People are not equipped to think for themselves and this leads them to blindly follow ‘trends’ instead of being able to separate the good from the bad themselves. The majority group often believes that it has the sole authority in the progress of the country. This leads to acts of violence when small groups oppose majoritarian ideas of progress. Conversely, minority groups often find themselves guilty of being ‘anti-national’ whenever they try to protect their way of life from violations. This often creates violence in society. We have examples of religious, cultural, regional, or ethnic conflict that can be found at almost every stage of our history. But we must not forget that we also have a long tradition of religious pluralism, ranging from peaceful coexistence to genuine intermixing or syncretism. This syncretic legacy is visible in the devotional songs and poems of the Bhakti and Sufi movement. Communal violence strengthens the vote bank of ideologically aligned political parties and further hinders solidarity in society. It causes serious damage to communal harmony in the long run. This also tarnishes the image of the country in front of the world as a pluralistic society. Communal violence undermines constitutional values like secularism and fraternity.

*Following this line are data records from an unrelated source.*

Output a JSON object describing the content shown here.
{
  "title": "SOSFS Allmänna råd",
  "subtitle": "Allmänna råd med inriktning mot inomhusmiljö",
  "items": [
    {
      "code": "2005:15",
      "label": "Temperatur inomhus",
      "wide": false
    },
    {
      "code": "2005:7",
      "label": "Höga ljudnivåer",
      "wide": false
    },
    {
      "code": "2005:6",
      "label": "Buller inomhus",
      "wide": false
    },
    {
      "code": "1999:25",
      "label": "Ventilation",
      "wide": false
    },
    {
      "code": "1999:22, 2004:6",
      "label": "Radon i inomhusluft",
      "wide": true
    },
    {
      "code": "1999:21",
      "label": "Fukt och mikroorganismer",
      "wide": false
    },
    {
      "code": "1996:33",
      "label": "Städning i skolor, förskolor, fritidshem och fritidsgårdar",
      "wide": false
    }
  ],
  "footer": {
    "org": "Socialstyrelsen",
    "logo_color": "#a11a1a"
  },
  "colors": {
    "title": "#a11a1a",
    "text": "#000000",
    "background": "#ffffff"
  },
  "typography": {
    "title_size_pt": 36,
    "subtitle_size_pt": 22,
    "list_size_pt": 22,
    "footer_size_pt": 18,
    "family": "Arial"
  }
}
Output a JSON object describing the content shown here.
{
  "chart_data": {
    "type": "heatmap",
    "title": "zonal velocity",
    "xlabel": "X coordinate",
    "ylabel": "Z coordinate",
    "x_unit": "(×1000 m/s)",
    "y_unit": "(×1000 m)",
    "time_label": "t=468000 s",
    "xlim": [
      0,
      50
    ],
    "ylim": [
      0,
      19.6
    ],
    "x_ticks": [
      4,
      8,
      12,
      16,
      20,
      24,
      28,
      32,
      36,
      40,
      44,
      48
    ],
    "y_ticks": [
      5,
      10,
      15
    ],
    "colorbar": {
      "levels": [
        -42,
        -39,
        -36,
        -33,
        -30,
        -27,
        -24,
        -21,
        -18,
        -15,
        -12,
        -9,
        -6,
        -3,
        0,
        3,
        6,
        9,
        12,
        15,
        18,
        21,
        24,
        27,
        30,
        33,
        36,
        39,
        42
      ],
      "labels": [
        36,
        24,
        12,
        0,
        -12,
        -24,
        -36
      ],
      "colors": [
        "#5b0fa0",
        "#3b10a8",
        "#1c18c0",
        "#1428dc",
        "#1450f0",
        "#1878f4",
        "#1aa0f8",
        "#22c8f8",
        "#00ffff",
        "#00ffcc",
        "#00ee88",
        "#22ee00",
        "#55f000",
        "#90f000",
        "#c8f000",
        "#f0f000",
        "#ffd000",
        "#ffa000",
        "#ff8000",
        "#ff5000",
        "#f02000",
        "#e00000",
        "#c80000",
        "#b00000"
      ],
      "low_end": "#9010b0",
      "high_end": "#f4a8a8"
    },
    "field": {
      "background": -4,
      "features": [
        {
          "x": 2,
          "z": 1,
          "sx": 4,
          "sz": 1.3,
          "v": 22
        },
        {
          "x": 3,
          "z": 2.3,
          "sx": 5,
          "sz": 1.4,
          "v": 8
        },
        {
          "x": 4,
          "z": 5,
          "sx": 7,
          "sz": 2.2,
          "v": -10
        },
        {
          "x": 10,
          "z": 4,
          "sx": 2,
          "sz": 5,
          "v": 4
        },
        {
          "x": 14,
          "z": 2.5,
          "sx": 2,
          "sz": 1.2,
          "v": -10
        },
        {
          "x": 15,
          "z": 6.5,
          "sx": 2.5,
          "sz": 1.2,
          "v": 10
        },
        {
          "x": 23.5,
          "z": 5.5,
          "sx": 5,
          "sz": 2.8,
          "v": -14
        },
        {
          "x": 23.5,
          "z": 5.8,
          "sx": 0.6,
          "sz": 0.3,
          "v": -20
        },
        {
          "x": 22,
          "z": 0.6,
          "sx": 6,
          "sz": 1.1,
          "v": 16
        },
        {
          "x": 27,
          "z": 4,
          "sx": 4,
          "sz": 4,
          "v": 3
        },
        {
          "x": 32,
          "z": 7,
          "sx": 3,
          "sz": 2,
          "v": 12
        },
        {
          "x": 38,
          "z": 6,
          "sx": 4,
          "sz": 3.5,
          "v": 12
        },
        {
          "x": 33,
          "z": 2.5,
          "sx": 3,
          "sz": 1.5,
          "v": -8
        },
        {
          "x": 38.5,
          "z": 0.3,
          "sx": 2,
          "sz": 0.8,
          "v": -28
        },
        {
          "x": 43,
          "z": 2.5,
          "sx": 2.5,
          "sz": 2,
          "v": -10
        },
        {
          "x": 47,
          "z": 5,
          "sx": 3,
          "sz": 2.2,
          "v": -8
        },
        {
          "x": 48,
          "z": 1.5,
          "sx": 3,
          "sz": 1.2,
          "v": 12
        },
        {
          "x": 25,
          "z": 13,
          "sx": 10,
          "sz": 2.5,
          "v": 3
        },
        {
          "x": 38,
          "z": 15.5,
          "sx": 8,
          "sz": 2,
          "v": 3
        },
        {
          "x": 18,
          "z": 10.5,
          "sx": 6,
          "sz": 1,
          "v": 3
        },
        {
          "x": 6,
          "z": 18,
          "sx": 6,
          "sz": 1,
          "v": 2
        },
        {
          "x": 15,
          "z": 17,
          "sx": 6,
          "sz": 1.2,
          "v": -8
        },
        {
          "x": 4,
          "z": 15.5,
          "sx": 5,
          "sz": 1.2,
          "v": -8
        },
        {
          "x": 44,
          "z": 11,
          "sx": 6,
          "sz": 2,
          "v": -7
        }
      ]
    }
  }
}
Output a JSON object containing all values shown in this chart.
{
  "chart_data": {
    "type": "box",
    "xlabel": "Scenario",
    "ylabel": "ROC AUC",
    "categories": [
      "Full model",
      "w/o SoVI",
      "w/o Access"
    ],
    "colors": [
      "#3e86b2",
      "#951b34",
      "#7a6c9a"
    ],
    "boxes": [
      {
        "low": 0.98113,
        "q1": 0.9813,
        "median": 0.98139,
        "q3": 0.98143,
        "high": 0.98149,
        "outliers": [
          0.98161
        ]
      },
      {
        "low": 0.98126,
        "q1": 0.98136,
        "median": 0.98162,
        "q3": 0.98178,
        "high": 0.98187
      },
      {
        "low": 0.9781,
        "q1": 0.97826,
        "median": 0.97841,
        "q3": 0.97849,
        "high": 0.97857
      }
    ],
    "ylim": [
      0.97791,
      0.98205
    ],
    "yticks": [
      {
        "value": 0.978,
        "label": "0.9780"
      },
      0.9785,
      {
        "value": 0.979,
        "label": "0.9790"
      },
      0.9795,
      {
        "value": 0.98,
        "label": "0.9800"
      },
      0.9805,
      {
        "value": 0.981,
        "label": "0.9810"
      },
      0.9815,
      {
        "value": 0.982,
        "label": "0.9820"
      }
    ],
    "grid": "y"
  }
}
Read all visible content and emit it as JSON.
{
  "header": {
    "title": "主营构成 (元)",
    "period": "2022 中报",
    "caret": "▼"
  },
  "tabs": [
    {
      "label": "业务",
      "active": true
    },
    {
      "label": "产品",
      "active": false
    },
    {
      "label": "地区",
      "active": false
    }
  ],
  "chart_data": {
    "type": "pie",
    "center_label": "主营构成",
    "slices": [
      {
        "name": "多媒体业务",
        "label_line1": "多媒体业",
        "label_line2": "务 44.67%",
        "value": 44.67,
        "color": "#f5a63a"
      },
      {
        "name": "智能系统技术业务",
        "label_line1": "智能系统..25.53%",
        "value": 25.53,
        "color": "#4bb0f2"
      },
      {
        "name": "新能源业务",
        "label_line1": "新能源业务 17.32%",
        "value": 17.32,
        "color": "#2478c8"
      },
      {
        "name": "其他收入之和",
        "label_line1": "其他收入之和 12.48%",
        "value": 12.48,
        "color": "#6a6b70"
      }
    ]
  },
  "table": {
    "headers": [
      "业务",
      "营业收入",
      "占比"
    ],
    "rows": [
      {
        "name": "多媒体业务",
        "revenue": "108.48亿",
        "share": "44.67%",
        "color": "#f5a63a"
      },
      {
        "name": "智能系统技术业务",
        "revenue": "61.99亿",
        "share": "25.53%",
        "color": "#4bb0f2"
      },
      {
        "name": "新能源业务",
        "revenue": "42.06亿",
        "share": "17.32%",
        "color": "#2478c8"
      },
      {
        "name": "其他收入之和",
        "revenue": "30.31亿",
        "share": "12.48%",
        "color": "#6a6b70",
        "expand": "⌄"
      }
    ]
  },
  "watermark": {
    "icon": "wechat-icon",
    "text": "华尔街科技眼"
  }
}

The police need to be fully prepared to check communal violence. Local intelligence networks can be strengthened to prevent such incidents. Peace committees can be formed in which individuals from different religious communities can work together to spread goodwill and fellow feeling and to remove the feelings of fear and hatred in the riot-affected areas. This will be effective not only in de-escalating the communal tension but also in preventing the spread of riots. There is a need to start the process of de-communicating people at all levels through education. Values-based education can create compassion and empathy which can reduce the chances of any kind of communal polarization effect on the people. The pluralism and unity seen in India’s struggle for independence can be emphasized. Leaders having communal thoughts and ideologies pressurize the government to act in a manner that is always against the principle of secularism. This is where intellectuals and voluntary organizations can be most effective. There is a need to strengthen the cyber security framework. Social media platforms should be asked to regulate hateful content and create awareness about rumors and any kind of content that incites communal tension.
Maintaining communal harmony and respecting pluralism is a challenge in a diverse country like India. However, it is important to address the collective conscience of the people of the country to uphold constitutional values like fraternity and secularism. While on the one hand, it can take into account the insecurities of the people, on the other hand, it can contribute significantly to the process of nation-building. A strong nation, made up of contributions from communities working together for its prosperity, can further contribute to the maintenance of global peace and harmony.